Solve the performance challenges of digital transformation applications
Even in times of economic uncertainty, some industries and businesses can grow rapidly. Today, for example, food delivery, e-commerce, remote access, and collaboration services are experiencing increasing demand from consumers and businesses alike dramatically changing their behaviors, many of which may become permanent.
Businesses in these industries must quickly reach higher speed and scale to handle a significantly higher volume of website visitors, sales transactions, delivery requests, and video streaming without users experiencing service degradation. . And it’s a challenge that many companies will face as their industries recover and grow.
To increase the speed and scalability of applications, most organizations will need to modify their infrastructure or applications. The strategy they use will determine the performance gains, time to value, and return on investment.
In my last post, I talked about a Digital Integration Hub (DIH) as a strategy to power real-time business processes. An DIH architecture is particularly beneficial for business processes involving multiple applications and / or multiple data sources, creating an API service layer that aggregates data from one or more data stores, caches that data, uses massive processing parallel (MMP) to process data in real time, makes this data available to one or more business applications and synchronizes all changes made to the data by the application with the underlying datastores that have been modified.
However, accelerating and evolving a single existing application to meet growing demand is a somewhat different challenge and requires thinking about different issues. Let’s take a look at the pros and cons of four different approaches to speeding up and scaling individual applications.
Redesign from scratch to deliver the performance and scalability you need
Advantages: This is the ideal approach if time and money are not an issue. You can use any new hardware and software strategy to achieve the performance and scalability you want.
The inconvenients: Redesigning an application from scratch can take years, have a very high cost, and impact several other business applications. During this time, your business will continue with your existing app in the meantime, so you risk losing customer base due to frustrated users and lost opportunities.
Perform infrastructure upgrades, such as adding RAM, processors, and servers
Advantages: This is a common palliative approach. This can be cheaper and faster than a complete overhaul, and it can be a good solution for systems where the performance gains required are not large.
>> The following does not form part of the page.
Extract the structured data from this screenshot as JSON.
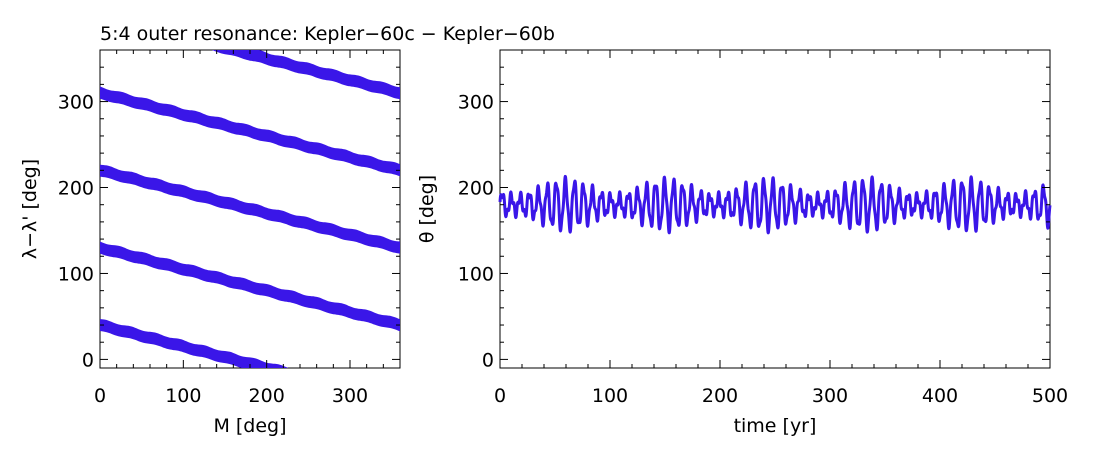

The inconvenients: If you have a rapidly growing system, this approach can still lead to significant time and money issues, without ever delivering the long-term benefits of a complete overhaul. Additionally, this strategy only “opens the pipes” of existing infrastructure, meaning it can support increased scale but not increased speed. For example, if the time it takes for an on-disk database to read and write from disk is a limiting factor in application speed, adding more RAM, processors, and servers will not remove this limitation. . Additionally, serving an application to multiple servers introduces considerably more complexity, as the application may need to be rewritten to handle database partitioning on a cluster of database servers.
Migrate to an in-memory database
Advantages: An in-memory database can dramatically increase the speed of an application. Since all data resides in RAM, an in-memory database eliminates all processing delays caused by disk access. Performance gains can also be sustained on a large scale.
The inconvenients: Migrating the database from an existing application requires a huge amount of work and testing. Additionally, the application may need to be rewritten to work with the in-memory database. If other applications access the original application database, this strategy will cause problems for those applications, which will then also need to be rewritten to use the in-memory database.
Deploy an in-memory data grid
Advantages: An in-memory data grid offers the same speed and scalability benefits as an in-memory database. However, it can be much faster to implement and much more cost effective because you can add the data grid between existing application and database layers without significant changes. In addition, the data grid will not impact other applications that access the underlying database. Open source in-memory data grid alternatives are available, making it easy and cost-effective for your business to get started, and free online resources for help.
The inconvenients: Using an in-memory data grid involves moving to a distributed computing paradigm, which may require some changes in approach if distributed computing is new to your business. For example, clustered computing might require adding an “affinity key” for data types, so that all data with a single key can be cached on the same server to minimize the risk. network data movement and optimize performance. While this doesn’t involve an app or database rewrite, it may require a change in mindset. Additionally, the data grid is deployed on a core server cluster and will require additional hardware investment to scale your application and maintain the desired level of performance.
To choose the optimal approach to application performance and scalability in the face of rapid growth, companies need to assess the performance they need, the window of opportunity to reach that level, the short and long term costs. the approach chosen, and how long the modified architecture will reach its goal before a major investment is required. Companies that do not take all of these factors into account risk wasting precious time and resources, frustrating their customers, and falling behind the competition.